The reason of this is that the species of every habit depends on the formal aspect of the object, without which the species of the habit cannot remain. Now the formal object of faith is the First Truth, as manifested in Holy Writ and the teaching of the Church, which proceeds from the First Truth. Consequently whoever does not adhere, as to an infallible and Divine rule, to the teaching of the Church, which proceeds from the First Truth manifested in Holy Writ, has not the habit of faith, but holds that which is of faith otherwise than by faith. Even so, it is evident that a man whose mind holds a conclusion without knowing how it is proved, has not scientific knowledge, but merely an opinion about it. Now it is manifest that he who adheres to the teaching of the Church, as to an infallible rule, assents to whatever the Church teaches; otherwise, if, of the things taught by the Church, he holds what he chooses to hold, and rejects what he chooses to reject, he no longer adheres to the teaching of the Church as to an infallible rule, but to his own will. Hence it is evident that a heretic who obstinately disbelieves one article of faith, is not prepared to follow the teaching of the Church in all things; but if he is not obstinate, he is no longer in heresy but only in error. Therefore it is clear that such a heretic with regard to one article has no faith in the other articles, but only a kind of opinion in accordance with his own will.

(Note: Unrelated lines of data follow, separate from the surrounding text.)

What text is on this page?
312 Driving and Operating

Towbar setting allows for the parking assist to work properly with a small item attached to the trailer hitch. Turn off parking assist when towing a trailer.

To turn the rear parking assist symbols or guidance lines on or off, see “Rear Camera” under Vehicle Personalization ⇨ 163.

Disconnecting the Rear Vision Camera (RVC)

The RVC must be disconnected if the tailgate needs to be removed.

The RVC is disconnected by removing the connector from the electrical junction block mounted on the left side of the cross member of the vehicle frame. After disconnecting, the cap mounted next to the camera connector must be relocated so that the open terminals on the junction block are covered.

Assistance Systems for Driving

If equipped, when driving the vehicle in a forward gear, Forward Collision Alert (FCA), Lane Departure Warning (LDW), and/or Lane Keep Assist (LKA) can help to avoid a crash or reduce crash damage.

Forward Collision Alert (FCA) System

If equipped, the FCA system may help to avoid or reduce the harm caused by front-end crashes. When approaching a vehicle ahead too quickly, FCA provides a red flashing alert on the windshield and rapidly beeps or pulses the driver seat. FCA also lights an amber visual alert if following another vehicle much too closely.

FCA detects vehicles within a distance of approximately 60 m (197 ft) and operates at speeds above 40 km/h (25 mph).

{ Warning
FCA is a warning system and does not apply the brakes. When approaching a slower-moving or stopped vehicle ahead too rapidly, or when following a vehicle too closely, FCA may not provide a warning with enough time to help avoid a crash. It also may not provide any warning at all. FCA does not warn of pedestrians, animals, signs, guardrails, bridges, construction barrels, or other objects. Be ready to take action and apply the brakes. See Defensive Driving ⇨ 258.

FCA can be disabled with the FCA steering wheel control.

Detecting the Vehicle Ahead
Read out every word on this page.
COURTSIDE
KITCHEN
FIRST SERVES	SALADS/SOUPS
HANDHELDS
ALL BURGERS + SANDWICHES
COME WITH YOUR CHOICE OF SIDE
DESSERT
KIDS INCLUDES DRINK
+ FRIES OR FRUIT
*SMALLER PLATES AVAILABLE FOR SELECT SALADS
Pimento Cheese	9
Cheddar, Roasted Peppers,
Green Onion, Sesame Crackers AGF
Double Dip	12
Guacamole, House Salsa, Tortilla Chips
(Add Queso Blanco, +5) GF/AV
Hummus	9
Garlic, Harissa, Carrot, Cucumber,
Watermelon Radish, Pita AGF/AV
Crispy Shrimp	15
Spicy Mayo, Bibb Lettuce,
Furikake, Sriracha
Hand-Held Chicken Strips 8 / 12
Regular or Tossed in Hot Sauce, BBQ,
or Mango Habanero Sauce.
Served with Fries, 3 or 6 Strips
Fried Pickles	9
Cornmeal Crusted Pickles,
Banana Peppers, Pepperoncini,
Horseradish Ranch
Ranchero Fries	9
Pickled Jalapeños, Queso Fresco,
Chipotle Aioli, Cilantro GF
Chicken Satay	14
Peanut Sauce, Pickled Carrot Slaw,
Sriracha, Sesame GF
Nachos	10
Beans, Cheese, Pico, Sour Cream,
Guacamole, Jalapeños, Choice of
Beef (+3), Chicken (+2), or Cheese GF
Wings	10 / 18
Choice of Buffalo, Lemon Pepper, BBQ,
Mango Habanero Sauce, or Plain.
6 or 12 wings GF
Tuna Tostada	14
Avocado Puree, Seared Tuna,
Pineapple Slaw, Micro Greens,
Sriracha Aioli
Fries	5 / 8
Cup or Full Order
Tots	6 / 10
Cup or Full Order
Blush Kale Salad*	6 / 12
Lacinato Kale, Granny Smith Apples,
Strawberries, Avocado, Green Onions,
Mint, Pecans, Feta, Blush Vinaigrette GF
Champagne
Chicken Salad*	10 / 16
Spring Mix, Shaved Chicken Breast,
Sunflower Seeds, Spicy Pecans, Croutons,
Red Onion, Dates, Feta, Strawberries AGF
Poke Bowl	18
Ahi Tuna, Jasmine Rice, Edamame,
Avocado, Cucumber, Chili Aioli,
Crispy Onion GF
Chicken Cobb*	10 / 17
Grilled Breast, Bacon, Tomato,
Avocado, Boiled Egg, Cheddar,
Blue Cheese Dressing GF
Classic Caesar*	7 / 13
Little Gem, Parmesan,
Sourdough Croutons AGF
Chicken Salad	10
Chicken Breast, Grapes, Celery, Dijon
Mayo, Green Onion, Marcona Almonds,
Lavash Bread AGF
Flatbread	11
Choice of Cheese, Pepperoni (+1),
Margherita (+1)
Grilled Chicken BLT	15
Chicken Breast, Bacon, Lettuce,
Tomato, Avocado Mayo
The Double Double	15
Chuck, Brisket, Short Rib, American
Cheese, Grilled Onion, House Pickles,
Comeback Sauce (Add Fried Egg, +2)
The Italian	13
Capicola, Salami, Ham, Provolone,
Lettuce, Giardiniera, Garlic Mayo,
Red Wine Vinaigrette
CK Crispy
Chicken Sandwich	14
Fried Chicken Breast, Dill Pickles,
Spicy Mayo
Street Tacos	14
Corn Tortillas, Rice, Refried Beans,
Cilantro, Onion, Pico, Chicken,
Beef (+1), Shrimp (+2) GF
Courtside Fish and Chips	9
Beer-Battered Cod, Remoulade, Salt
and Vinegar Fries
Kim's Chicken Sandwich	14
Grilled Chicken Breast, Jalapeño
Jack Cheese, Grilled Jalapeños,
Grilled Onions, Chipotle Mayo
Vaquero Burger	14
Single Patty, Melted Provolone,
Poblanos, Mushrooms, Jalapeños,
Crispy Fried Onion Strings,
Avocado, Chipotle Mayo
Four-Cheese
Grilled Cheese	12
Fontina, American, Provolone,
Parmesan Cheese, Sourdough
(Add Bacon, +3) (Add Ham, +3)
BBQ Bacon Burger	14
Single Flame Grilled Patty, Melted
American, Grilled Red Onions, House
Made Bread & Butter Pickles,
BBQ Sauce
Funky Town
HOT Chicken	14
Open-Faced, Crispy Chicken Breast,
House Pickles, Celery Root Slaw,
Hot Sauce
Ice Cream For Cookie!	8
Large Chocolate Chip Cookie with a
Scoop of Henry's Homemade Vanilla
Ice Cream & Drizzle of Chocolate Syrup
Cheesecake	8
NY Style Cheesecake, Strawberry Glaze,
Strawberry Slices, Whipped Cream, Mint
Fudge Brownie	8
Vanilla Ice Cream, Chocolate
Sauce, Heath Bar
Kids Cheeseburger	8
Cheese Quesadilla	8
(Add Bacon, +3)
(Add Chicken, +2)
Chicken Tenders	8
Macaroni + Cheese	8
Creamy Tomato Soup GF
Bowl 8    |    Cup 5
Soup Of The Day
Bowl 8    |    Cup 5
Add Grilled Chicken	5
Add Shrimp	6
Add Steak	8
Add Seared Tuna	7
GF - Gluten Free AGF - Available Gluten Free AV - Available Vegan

We are all subject to doubts and to trials of our faith. Saint Peter, whose words began the present lines, writes elsewhere of “the trial of your faith (much more precious than gold which is tried by the fire)” (I Pet. 1:7). In fact, the great saints have their faith and other theological virtues tried a great deal as they become perfected in the interior life. (See, for instance what the great Père Reginald Garrigou-Lagrange, O.P. says of the purification of faith.)

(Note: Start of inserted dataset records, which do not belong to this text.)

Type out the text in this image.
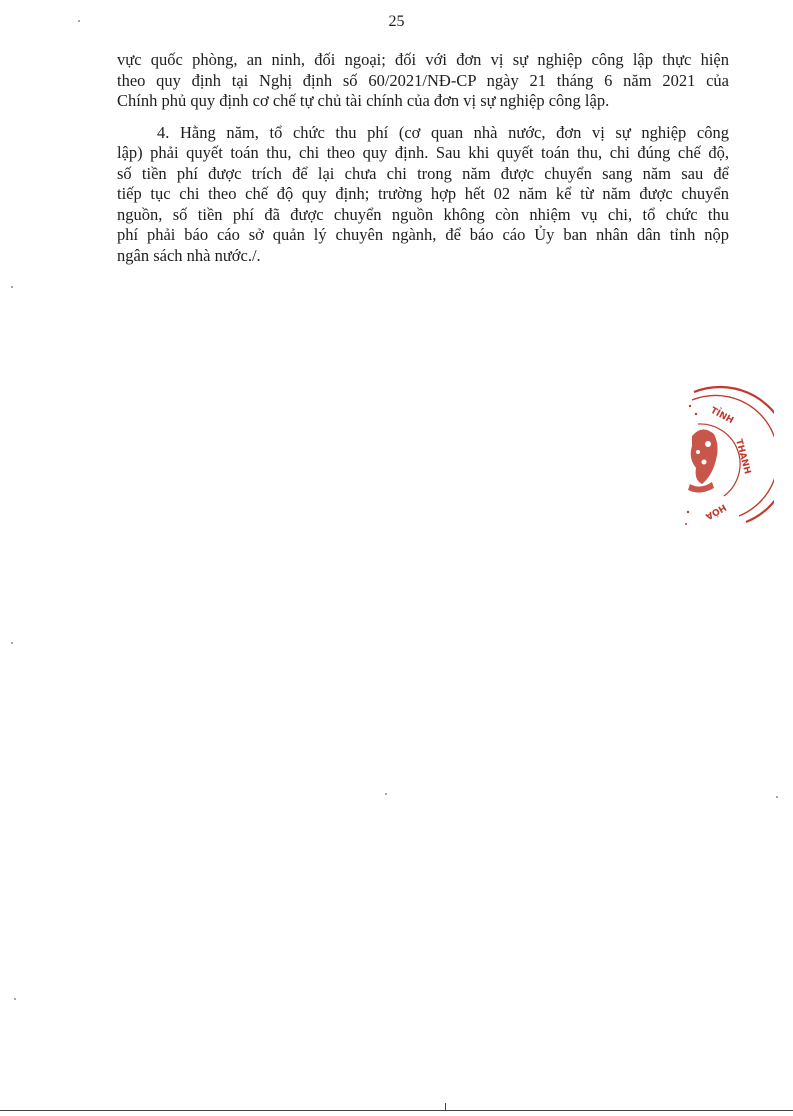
25

vực quốc phòng, an ninh, đối ngoại; đối với đơn vị sự nghiệp công lập thực hiện
theo quy định tại Nghị định số 60/2021/NĐ-CP ngày 21 tháng 6 năm 2021 của
Chính phủ quy định cơ chế tự chủ tài chính của đơn vị sự nghiệp công lập.

4. Hằng năm, tổ chức thu phí (cơ quan nhà nước, đơn vị sự nghiệp công
lập) phải quyết toán thu, chi theo quy định. Sau khi quyết toán thu, chi đúng chế độ,
số tiền phí được trích để lại chưa chi trong năm được chuyển sang năm sau để
tiếp tục chi theo chế độ quy định; trường hợp hết 02 năm kể từ năm được chuyển
nguồn, số tiền phí đã được chuyển nguồn không còn nhiệm vụ chi, tổ chức thu
phí phải báo cáo sở quản lý chuyên ngành, để báo cáo Ủy ban nhân dân tỉnh nộp
ngân sách nhà nước./.

TỈNH
THANH
HÓA
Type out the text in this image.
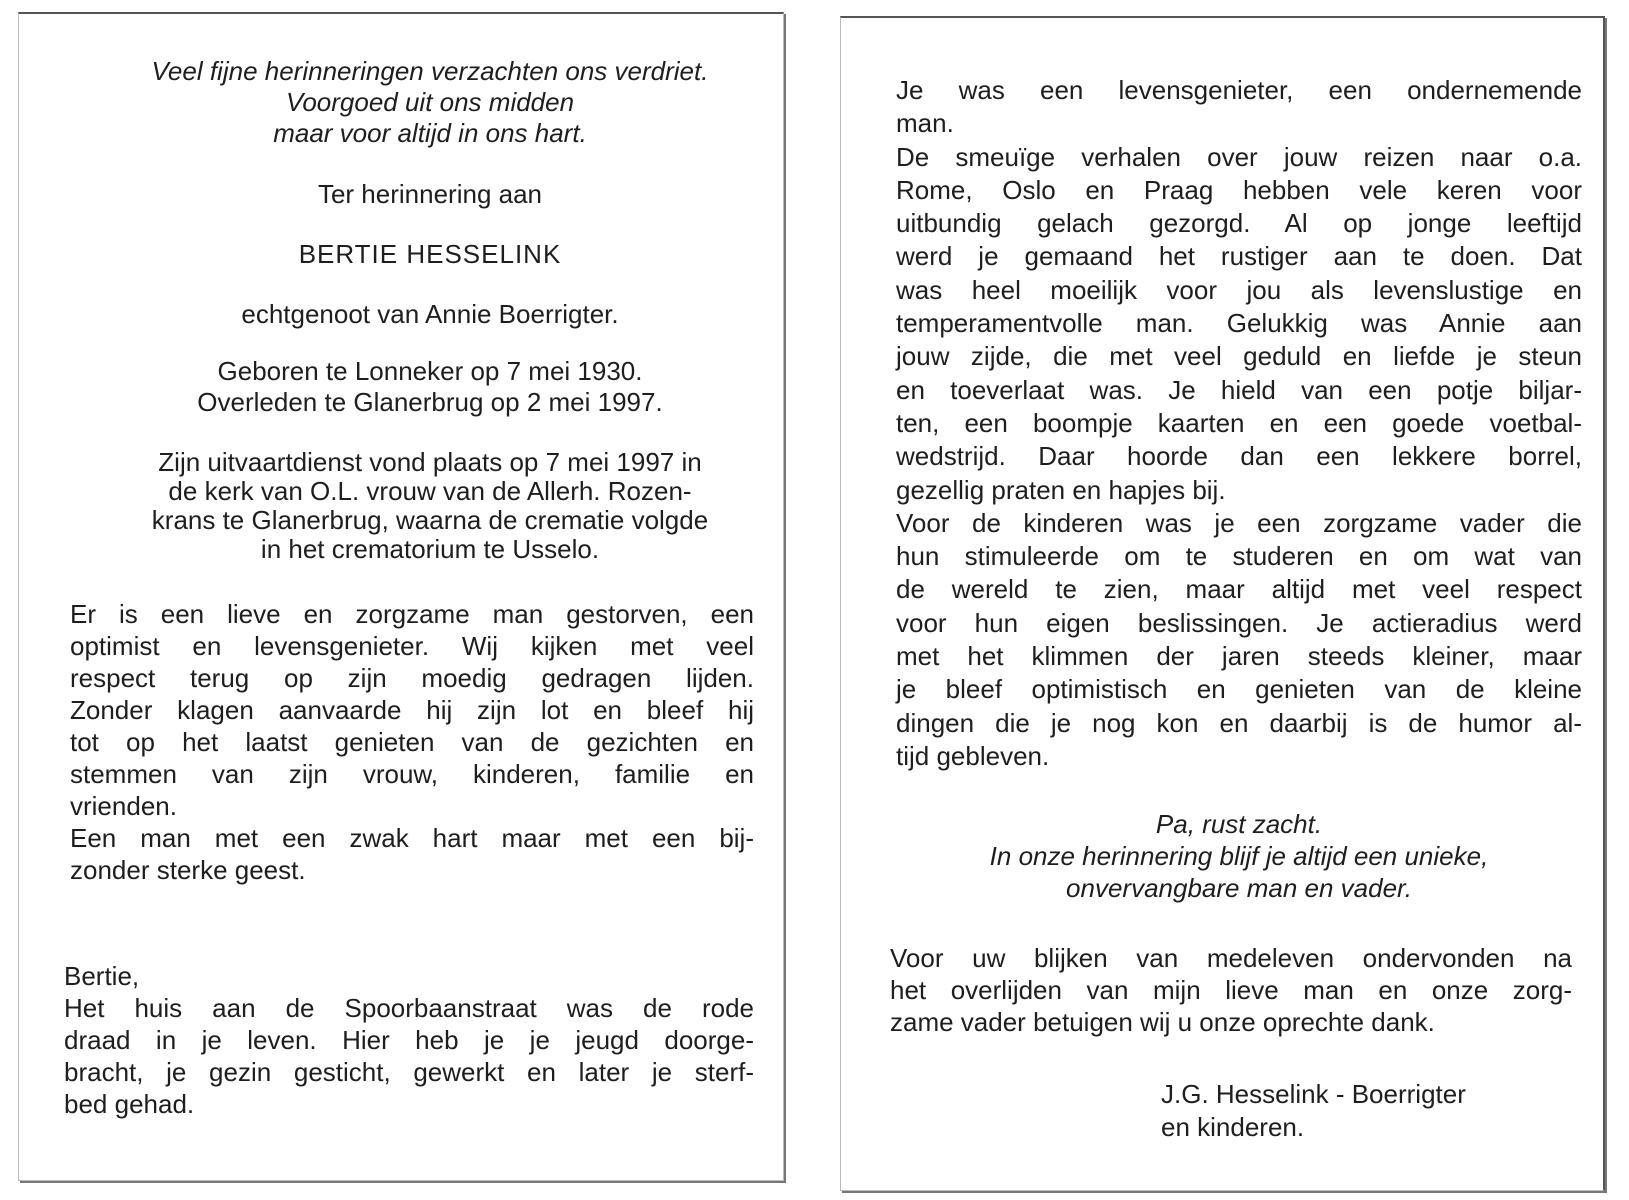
Veel fijne herinneringen verzachten ons verdriet.
Voorgoed uit ons midden
maar voor altijd in ons hart.
Ter herinnering aan
BERTIE HESSELINK
echtgenoot van Annie Boerrigter.
Geboren te Lonneker op 7 mei 1930.
Overleden te Glanerbrug op 2 mei 1997.
Zijn uitvaartdienst vond plaats op 7 mei 1997 in
de kerk van O.L. vrouw van de Allerh. Rozen-
krans te Glanerbrug, waarna de crematie volgde
in het crematorium te Usselo.
Er is een lieve en zorgzame man gestorven, een
optimist en levensgenieter. Wij kijken met veel
respect terug op zijn moedig gedragen lijden.
Zonder klagen aanvaarde hij zijn lot en bleef hij
tot op het laatst genieten van de gezichten en
stemmen van zijn vrouw, kinderen, familie en
vrienden.
Een man met een zwak hart maar met een bij-
zonder sterke geest.
Bertie,
Het huis aan de Spoorbaanstraat was de rode
draad in je leven. Hier heb je je jeugd doorge-
bracht, je gezin gesticht, gewerkt en later je sterf-
bed gehad.
Je was een levensgenieter, een ondernemende
man.
De smeuïge verhalen over jouw reizen naar o.a.
Rome, Oslo en Praag hebben vele keren voor
uitbundig gelach gezorgd. Al op jonge leeftijd
werd je gemaand het rustiger aan te doen. Dat
was heel moeilijk voor jou als levenslustige en
temperamentvolle man. Gelukkig was Annie aan
jouw zijde, die met veel geduld en liefde je steun
en toeverlaat was. Je hield van een potje biljar-
ten, een boompje kaarten en een goede voetbal-
wedstrijd. Daar hoorde dan een lekkere borrel,
gezellig praten en hapjes bij.
Voor de kinderen was je een zorgzame vader die
hun stimuleerde om te studeren en om wat van
de wereld te zien, maar altijd met veel respect
voor hun eigen beslissingen. Je actieradius werd
met het klimmen der jaren steeds kleiner, maar
je bleef optimistisch en genieten van de kleine
dingen die je nog kon en daarbij is de humor al-
tijd gebleven.
Pa, rust zacht.
In onze herinnering blijf je altijd een unieke,
onvervangbare man en vader.
Voor uw blijken van medeleven ondervonden na
het overlijden van mijn lieve man en onze zorg-
zame vader betuigen wij u onze oprechte dank.
J.G. Hesselink - Boerrigter
en kinderen.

We must frequently renew this fundamental virtue by making interior acts of faith, by daily reciting the Credo, and by not permitting any doubt to undermine this necessary foundation to our spiritual edifice. But when our faith is assailed, let us be at peace. Only in peace can we have the proper internal atmosphere whereby the power of Christ can freely operate in us. If we are humble, abandoned, and confident, we will also be peaceful. Our faith will not evaporate for all that, but, rather, be strengthened. On the other hand, when we suffer from anxiety, depression, or disordered fear, we can lose our trust in the divine promises and subject ourselves to the undermining forces of the devil. (Which reminds me that the woodpecker, for its ability to undermine the structural integrity of a tree is a symbol of both heresy and the Devil — concerning which, see here, here, here, and, of course, here.)

Faith is the initium salutus, the beginning of human salvation, but not its end. Faith cleaves in this life to God as Truth. From there, we cleave by hope to God as our last Good, but that is not the highest virtue. The highest virtue is the one that cleaves to God as the Good to be loved in Himself, and that is charity, “the greatest of these” (I Cor. 13:13), which abides forever. Without faith, we cannot have charity; therefore, we cannot have God. Because of this, charity perfects what was begun by faith. Moreover, because “perfect charity casteth out fear” (1 John 4:18), charity also completes the work of fortitude.

The motto our founders chose for us from Saint Peter’s inspired exhortation, Fortes in Fide, speaks of the necessary foundations we all need to ascend to the sublime heights of the love of God. May all who read these words do so and thus become the saints that God desires us to be.